Unnamed: 0_level_0,SepalLength,SepalWidth,PetalLength,PetalWidth,Class
Unnamed: 0_level_1,Float64,Float64,Float64,Float64,String
1,5.1,3.5,1.4,0.2,Iris-setosa
2,4.9,3.0,1.4,0.2,Iris-setosa
3,4.7,3.2,1.3,0.2,Iris-setosa
4,4.6,3.1,1.5,0.2,Iris-setosa
5,5.0,3.6,1.4,0.2,Iris-setosa


### stack

#### Stack
`stack(df::AbstractDataFrame, [measure_vars], [id_vars];
      variable_name=:variable, value_name=:value,
      view::Bool=false, variable_eltype::Type=CategoricalValue{String})`

- Stack a data frame df, i.e. convert it from wide to long format.

- `stack()` 函式可將 DataFrame 的形狀改變成"長"形，也就是將各 column 展開轉為 row 及其對應值，並自動產生兩個新的 column 名為 `variable` 和 `value`。

- 呼叫 `stack()` 指定要展開的 column 時，可以使用 index 值也可以使用 column 名稱。以下範例為使用 index 值，原先 DataFrame 的形狀為 (150, 5)，轉換後變成 (750, 2)。


In [0]:
longdf = stack(df, 1:5)
size(longdf)

(750, 2)

In [0]:
first(longdf, 5)

Unnamed: 0_level_0,variable,value
Unnamed: 0_level_1,Symbol,Any
1,SepalLength,5.1
2,SepalLength,4.9
3,SepalLength,4.7
4,SepalLength,4.6
5,SepalLength,5.0


In [0]:
last(longdf, 5)

Unnamed: 0_level_0,variable,value
Unnamed: 0_level_1,Symbol,Any
1,Class,Iris-virginica
2,Class,Iris-virginica
3,Class,Iris-virginica
4,Class,Iris-virginica
5,Class,Iris-virginica


以下範例為使用 column 名稱。

In [5]:
names(df)

5-element Array{Symbol,1}:
 :SepalLength
 :SepalWidth
 :PetalLength
 :PetalWidth
 :Class

In [3]:
longdf = stack(df, [:SepalLength, :SepalWidth, :PetalLength, :PetalWidth])
size(longdf)

(600, 3)

In [4]:
first(longdf, 5)

Unnamed: 0_level_0,variable,value,Class
Unnamed: 0_level_1,Symbol,Float64,String
1,SepalLength,5.1,Iris-setosa
2,SepalLength,4.9,Iris-setosa
3,SepalLength,4.7,Iris-setosa
4,SepalLength,4.6,Iris-setosa
5,SepalLength,5.0,Iris-setosa


In [0]:
last(longdf, 5)

Unnamed: 0_level_0,variable,value,Class
Unnamed: 0_level_1,Symbol,Float64,String
1,PetalWidth,2.3,Iris-virginica
2,PetalWidth,1.9,Iris-virginica
3,PetalWidth,2.0,Iris-virginica
4,PetalWidth,2.3,Iris-virginica
5,PetalWidth,1.8,Iris-virginica


`stack(df::AbstractDataFrame, [measure_vars], [id_vars])`
- 下列範例示範僅 stack 2 個欄位與指定其 ID 值 (Class 欄位)。
- `id_vars` : the identifier columns that are repeated during stacking, as a column selector (`Symbol`, string or integer; `:`, `All`, `Between`, `Not`, a regular expression, or a vector of `Symbol`s, strings or integers).

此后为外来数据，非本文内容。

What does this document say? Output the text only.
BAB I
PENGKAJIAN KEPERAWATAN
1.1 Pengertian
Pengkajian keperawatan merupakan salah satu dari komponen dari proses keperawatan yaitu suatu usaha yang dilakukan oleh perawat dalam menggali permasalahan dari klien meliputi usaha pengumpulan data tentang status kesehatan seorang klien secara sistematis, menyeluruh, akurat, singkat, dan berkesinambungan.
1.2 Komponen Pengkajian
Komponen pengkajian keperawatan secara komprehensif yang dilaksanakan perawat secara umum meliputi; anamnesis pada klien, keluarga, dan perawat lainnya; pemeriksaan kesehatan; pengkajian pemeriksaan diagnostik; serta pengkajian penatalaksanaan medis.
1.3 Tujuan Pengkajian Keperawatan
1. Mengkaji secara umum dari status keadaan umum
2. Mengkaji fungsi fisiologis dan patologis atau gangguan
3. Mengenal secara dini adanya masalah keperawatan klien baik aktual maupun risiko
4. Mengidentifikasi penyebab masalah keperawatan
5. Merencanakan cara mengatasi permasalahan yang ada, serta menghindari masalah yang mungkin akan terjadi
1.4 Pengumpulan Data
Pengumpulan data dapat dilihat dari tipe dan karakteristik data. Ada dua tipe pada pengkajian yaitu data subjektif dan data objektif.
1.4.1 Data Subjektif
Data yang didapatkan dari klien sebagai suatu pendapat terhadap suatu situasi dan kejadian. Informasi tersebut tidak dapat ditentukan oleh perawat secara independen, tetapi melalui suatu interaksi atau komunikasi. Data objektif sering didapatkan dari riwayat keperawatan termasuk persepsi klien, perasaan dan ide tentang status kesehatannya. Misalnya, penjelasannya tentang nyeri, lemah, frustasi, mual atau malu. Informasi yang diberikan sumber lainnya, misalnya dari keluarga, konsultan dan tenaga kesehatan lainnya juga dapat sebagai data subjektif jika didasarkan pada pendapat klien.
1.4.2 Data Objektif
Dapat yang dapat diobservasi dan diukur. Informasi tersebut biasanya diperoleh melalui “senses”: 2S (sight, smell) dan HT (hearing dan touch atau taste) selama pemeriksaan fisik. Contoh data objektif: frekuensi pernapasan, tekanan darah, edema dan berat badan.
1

Defaults to all variables that are not `measure_vars`

In [3]:
longdf = stack(df, [:SepalLength, :SepalWidth], :Class)
println("size longdf = $(size(longdf))")
first(longdf, 5)

size longdf = (300, 3)


Unnamed: 0_level_0,variable,value,Class
Unnamed: 0_level_1,Symbol,Float64,String
1,SepalLength,5.1,Iris-setosa
2,SepalLength,4.9,Iris-setosa
3,SepalLength,4.7,Iris-setosa
4,SepalLength,4.6,Iris-setosa
5,SepalLength,5.0,Iris-setosa


In [0]:
last(longdf, 5)

Unnamed: 0_level_0,variable,value,Class
Unnamed: 0_level_1,Symbol,Float64,String
1,SepalWidth,3.0,Iris-virginica
2,SepalWidth,2.5,Iris-virginica
3,SepalWidth,3.0,Iris-virginica
4,SepalWidth,3.4,Iris-virginica
5,SepalWidth,3.0,Iris-virginica


### unstack
`unstack(df::AbstractDataFrame, rowkeys::Union{Integer, Symbol},
        colkey::Union{Integer, Symbol}, value::Union{Integer, Symbol};
        renamecols::Function=identity)`
        
`unstack(df::AbstractDataFrame, rowkeys::AbstractVector{<:Union{Integer, Symbol}},
        colkey::Union{Integer, Symbol}, value::Union{Integer, Symbol};
        renamecols::Function=identity)`
        
`unstack(df::AbstractDataFrame, colkey::Union{Integer, Symbol},
        value::Union{Integer, Symbol}; renamecols::Function=identity)`
        
`unstack(df::AbstractDataFrame; renamecols::Function=identity)`

- `unstack()` 的功能與 `stack()` 相反, 可將長形的 DataFrame 轉變為原先"寬"形的.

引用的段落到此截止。